Giscard et Wikipédia

Le site Giscard sur Wikipédia est admirable.

Il faut l'admirer, mais sans y toucher. Noli me tangere, disait déjà le Christ.

Ce rapprochement est valide : devant les intellectuels mexicains, dans un discours resté fameux, l'auteur du Passage établissait sa ressemblance avec Alexandre le Grand... J'ajoute juste un peu d'encens.

Au demeurant, qui peut croire à l'éventualité de la mort de Giscard ? Il est, certes, de passage, mais immortel. L'Université - grande usine à immortalité - le démontre : Marie de Marcillac lance aujourd'hui ses cours, à Paris VIII par une initiation au Passage.

Le Passage, hélas, passe mal sur Wikipédia Giscard.

Tout à mon admiration pour ce site, je crus bon d'y ajouter, vers une heure du matin, alors que la pluie battait la nuit toulousaine, un lien pointant vers les pages de l'Astrée consacrées à ce roman et à la chaise.

Je croyais bien faire. J'espérais continuer à établir la gloire du vieux Maître. Mais vers deux heures du matin, tandis que la pluie battait, le lien disparut.

J'imaginais Giscard dans son château d'Estaing, surveillant Wikipédia. La pluie battait sur le département de l'Aveyron. En pleine insomnie, découvrant le lien, il se jetait sur toutes les gommes disponibles : Non, c'est trop. Trop de gloire. Et il effaçait.

L'Astrée fut de passage sur cette page moins d'une heure.

Je décidai d'être plus discret. Il ne fallait pas faire trop vif éloge. Je mis donc, dans la rubrique Citations une phrase extraite du Passage : Rien n'égale je crois, la majesté d'un cerf qui débouche de la forêt.

Cette phrase me paraissait au moins égale, en valeur, à celles qui s'affichaient. Je me trompais.

La majesté du cerf, comme le carosse de Cendrillon, disparut en un moment. Quelques jours plus tard, l'ensemble de la rubrique Citations connut le même sort.

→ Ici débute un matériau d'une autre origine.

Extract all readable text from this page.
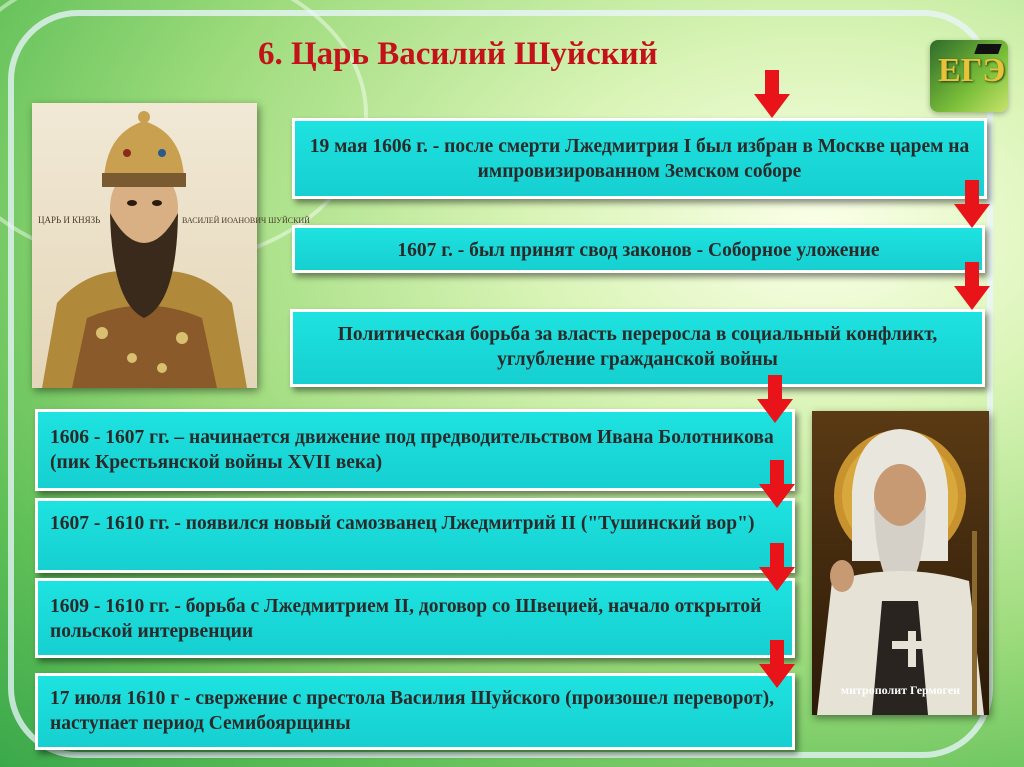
6. Царь Василий Шуйский	ЕГЭ
ЦАРЬ И КНЯЗЬ	ВАСИЛЕЙ ИОАНОВИЧ ШУЙСКИЙ
митрополит Гермоген
19 мая 1606 г. - после смерти Лжедмитрия I был избран в Москве царем на импровизированном Земском соборе
1607 г. - был принят свод законов - Соборное уложение
Политическая борьба за власть переросла в социальный конфликт, углубление гражданской войны
1606 - 1607 гг. – начинается движение под предводительством Ивана Болотникова (пик Крестьянской войны XVII века)
1607 - 1610 гг. - появился новый самозванец Лжедмитрий II ("Тушинский вор")
1609 - 1610 гг. - борьба с Лжедмитрием II, договор со Швецией, начало открытой польской интервенции
17 июля 1610 г - свержение с престола Василия Шуйского (произошел переворот), наступает период Семибоярщины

Dans son château d'Estaing, ayant tué le Cerf, Giscard, pris d'une étrange fureur comparable à celle d'Horace après le combat, avait sans doute massacré toutes ses phrases. L'artiste seul est fondé à détruire son oeuvre.

Sans me décourager, comme la page Wikipédia proposait une partie Anecdotes, j'en ajoutais une tout à fait exacte, et que la Dépêche du Midi certifie. Je l'appelais : Participation à l'ostension des reliques de Saint Fleuret. Giscard s'était en effet mêlé au peuple, à Estaing, pour l'ostension publique de ces reliques, début juillet 2008.

Saint Fleuret disparut comme la majesté du Cerf.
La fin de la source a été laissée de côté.